Tuesday, February 22, 2011

Carbon footprint risky for investors, report says

A report prepared for WWF-Canada by Mercer and Trucost concludes that climate change and carbon exposure are new risks for Canadian institutional investment portfolios.

The study found that the TSX has the third-largest carbon footprint among major global indices, second only to the Indian and Emerging Markets indices. “These finding are consistent with resource-based economies that rely heavily on sectors such as oil and gas,” the report states.

The study also found that Canadian pooled funds invested $3.7 billion (US) in 20 energy companies working in the carbon-rich Alberta oil sands, as of the end of 2009. "Funds with larger carbon footprints are likely to be more exposed to greenhouse-gas related investment risks, including regulation, litigation, market and reputational risks.”

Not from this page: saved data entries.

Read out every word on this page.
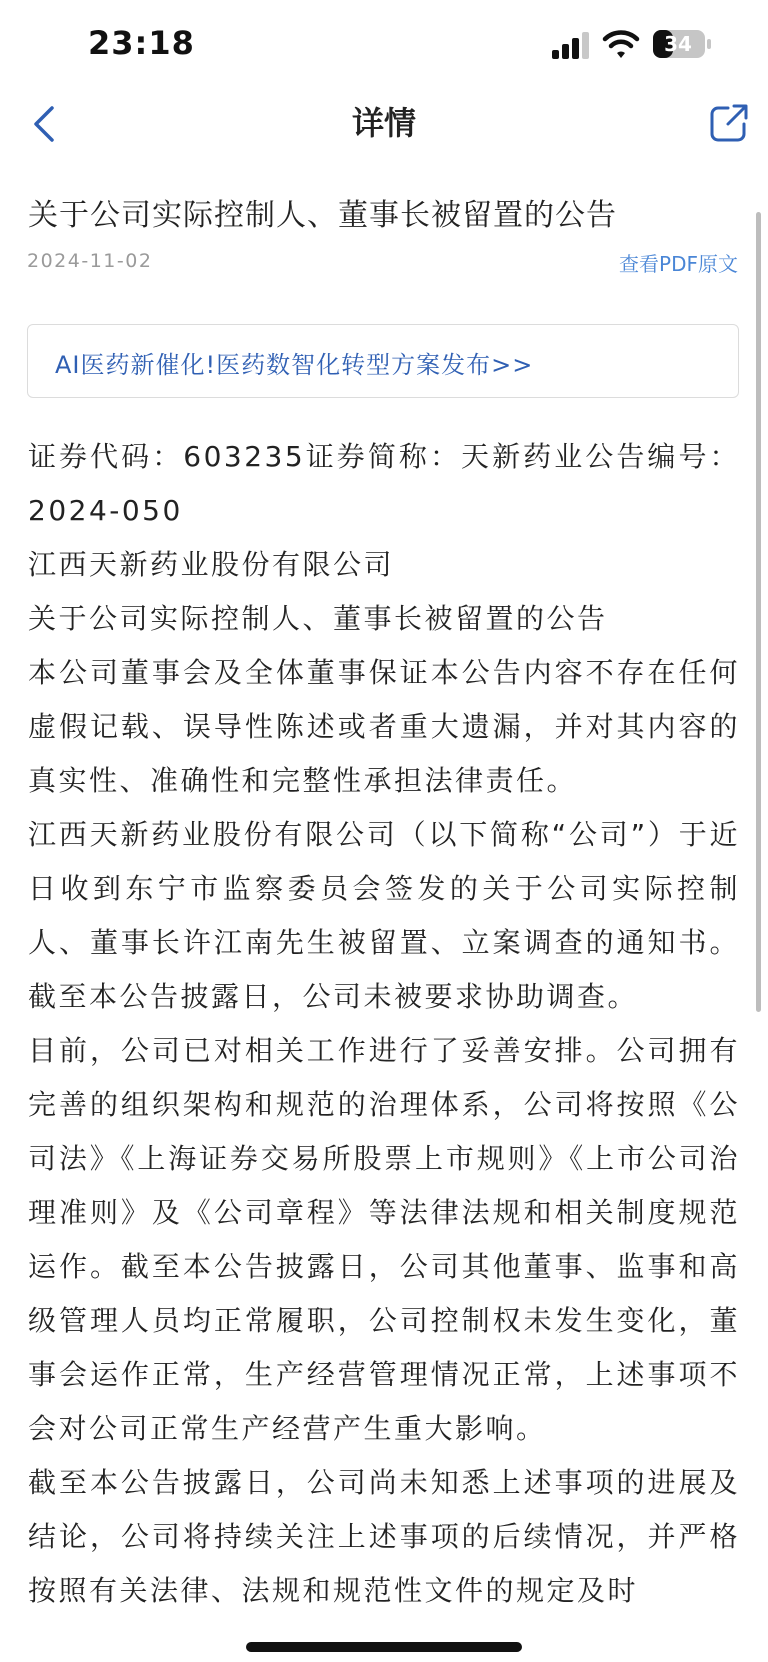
23:18	34
详情
关于公司实际控制人、董事长被留置的公告
2024-11-02	查看PDF原文
AI医药新催化!医药数智化转型方案发布>>

证券代码：603235证券简称：天新药业公告编号：2024-050

江西天新药业股份有限公司

关于公司实际控制人、董事长被留置的公告

本公司董事会及全体董事保证本公告内容不存在任何虚假记载、误导性陈述或者重大遗漏，并对其内容的真实性、准确性和完整性承担法律责任。

江西天新药业股份有限公司（以下简称“公司”）于近日收到东宁市监察委员会签发的关于公司实际控制人、董事长许江南先生被留置、立案调查的通知书。截至本公告披露日，公司未被要求协助调查。

目前，公司已对相关工作进行了妥善安排。公司拥有完善的组织架构和规范的治理体系，公司将按照《公司法》《上海证券交易所股票上市规则》《上市公司治理准则》及《公司章程》等法律法规和相关制度规范运作。截至本公告披露日，公司其他董事、监事和高级管理人员均正常履职，公司控制权未发生变化，董事会运作正常，生产经营管理情况正常，上述事项不会对公司正常生产经营产生重大影响。

截至本公告披露日，公司尚未知悉上述事项的进展及结论，公司将持续关注上述事项的后续情况，并严格按照有关法律、法规和规范性文件的规定及时
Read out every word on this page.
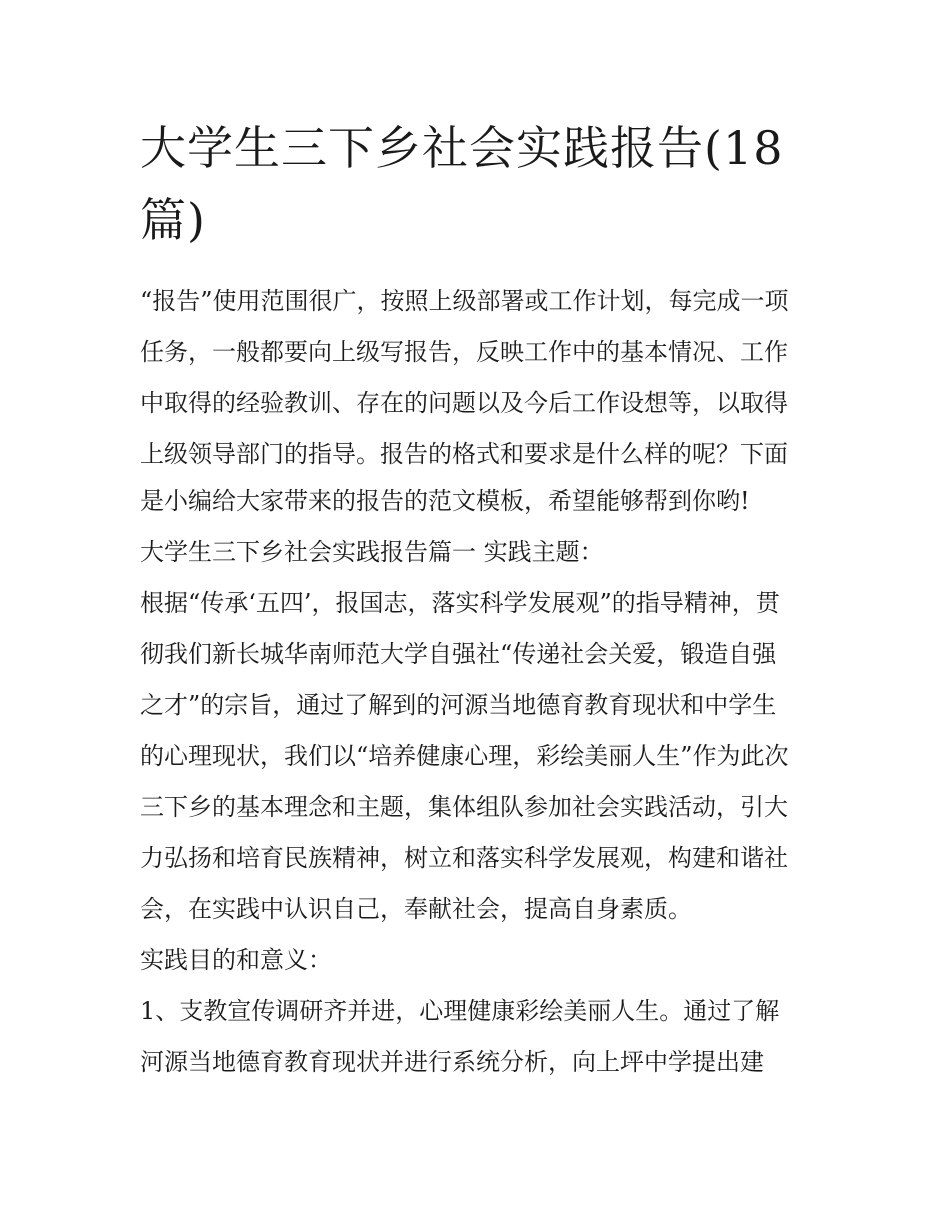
大学生三下乡社会实践报告(18
篇)

“报告”使用范围很广，按照上级部署或工作计划，每完成一项

任务，一般都要向上级写报告，反映工作中的基本情况、工作

中取得的经验教训、存在的问题以及今后工作设想等，以取得

上级领导部门的指导。报告的格式和要求是什么样的呢？下面

是小编给大家带来的报告的范文模板，希望能够帮到你哟!

大学生三下乡社会实践报告篇一 实践主题：

根据“传承‘五四’，报国志，落实科学发展观”的指导精神，贯

彻我们新长城华南师范大学自强社“传递社会关爱，锻造自强

之才”的宗旨，通过了解到的河源当地德育教育现状和中学生

的心理现状，我们以“培养健康心理，彩绘美丽人生”作为此次

三下乡的基本理念和主题，集体组队参加社会实践活动，引大

力弘扬和培育民族精神，树立和落实科学发展观，构建和谐社

会，在实践中认识自己，奉献社会，提高自身素质。

实践目的和意义：

1、支教宣传调研齐并进，心理健康彩绘美丽人生。通过了解

河源当地德育教育现状并进行系统分析，向上坪中学提出建
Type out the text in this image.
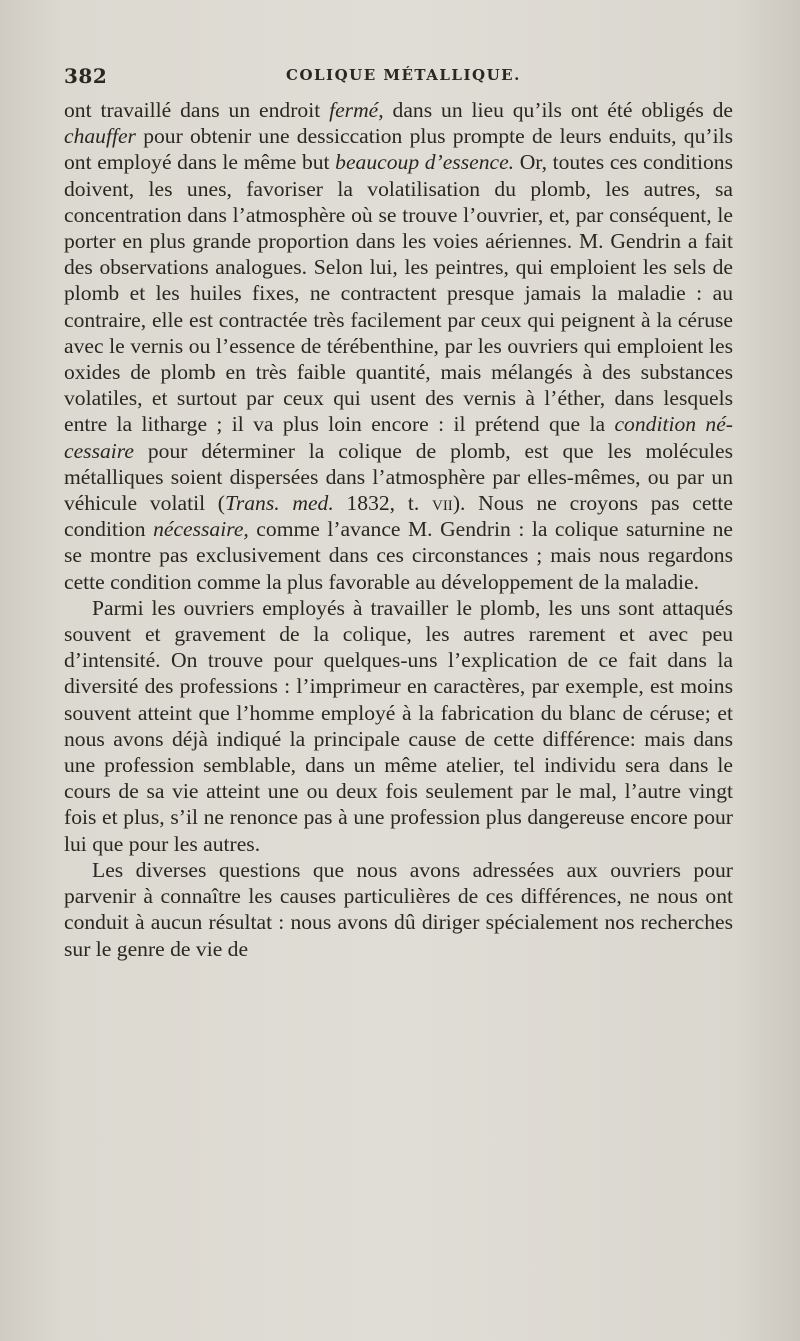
382	COLIQUE MÉTALLIQUE.

ont travaillé dans un endroit fermé, dans un lieu qu’ils ont été obligés de chauffer pour obtenir une dessiccation plus prompte de leurs enduits, qu’ils ont employé dans le même but beaucoup d’essence. Or, toutes ces conditions doivent, les unes, favoriser la volatilisation du plomb, les autres, sa concentration dans l’atmosphère où se trouve l’ouvrier, et, par conséquent, le porter en plus grande proportion dans les voies aériennes. M. Gendrin a fait des observations analogues. Selon lui, les peintres, qui emploient les sels de plomb et les huiles fixes, ne contractent presque jamais la maladie : au contraire, elle est contractée très facilement par ceux qui peignent à la céruse avec le vernis ou l’essence de térébenthine, par les ouvriers qui emploient les oxides de plomb en très faible quantité, mais mélangés à des substances volatiles, et surtout par ceux qui usent des vernis à l’éther, dans lesquels entre la litharge ; il va plus loin encore : il prétend que la condition nécessaire pour déterminer la colique de plomb, est que les molécules métalliques soient dispersées dans l’atmosphère par elles-mêmes, ou par un véhicule volatil (Trans. med. 1832, t. vii). Nous ne croyons pas cette condition nécessaire, comme l’avance M. Gendrin : la colique saturnine ne se montre pas exclusivement dans ces circonstances ; mais nous regardons cette condition comme la plus favorable au développement de la maladie.

Parmi les ouvriers employés à travailler le plomb, les uns sont attaqués souvent et gravement de la colique, les autres rarement et avec peu d’intensité. On trouve pour quelques-uns l’explication de ce fait dans la diversité des professions : l’imprimeur en caractères, par exemple, est moins souvent atteint que l’homme employé à la fabrication du blanc de céruse; et nous avons déjà indiqué la principale cause de cette différence: mais dans une profession semblable, dans un même atelier, tel individu sera dans le cours de sa vie atteint une ou deux fois seulement par le mal, l’autre vingt fois et plus, s’il ne renonce pas à une profession plus dangereuse encore pour lui que pour les autres.

Les diverses questions que nous avons adressées aux ouvriers pour parvenir à connaître les causes particulières de ces différences, ne nous ont conduit à aucun résultat : nous avons dû diriger spécialement nos recherches sur le genre de vie de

“By understanding and managing their carbon exposure, investors can better protect their investments and help fight climate change at the same time,” said Josh Laughren, Director of Climate and Energy for WWF-Canada. “This is an issue that will affect every investment portfolio, and recognizing potential impacts will become increasingly important.”

“Climate change and assessing carbon exposure are becoming important issues for institutional investors – both in terms of potential risk and opportunity,” added Elisabeth Bourqui, head of Responsible Investment Canada for Mercer.

Mercer conducted its analysis using data from Trucost. The report also includes case studies, assessing the carbon risk of the equity portfolio of four Canadian institutional investors: the Toronto Atmospheric Fund, Community Foundation of Ottawa, a public pension plan and Batirente.

The study found that the carbon risk of the Toronto Atmospheric Fund was significantly lower than the benchmark, primarily due to its underweighting in carbon intensive sectors.

1 comment:

  1. Thanks for introducing me to this study. I'll read it through to better inform our investment decisions.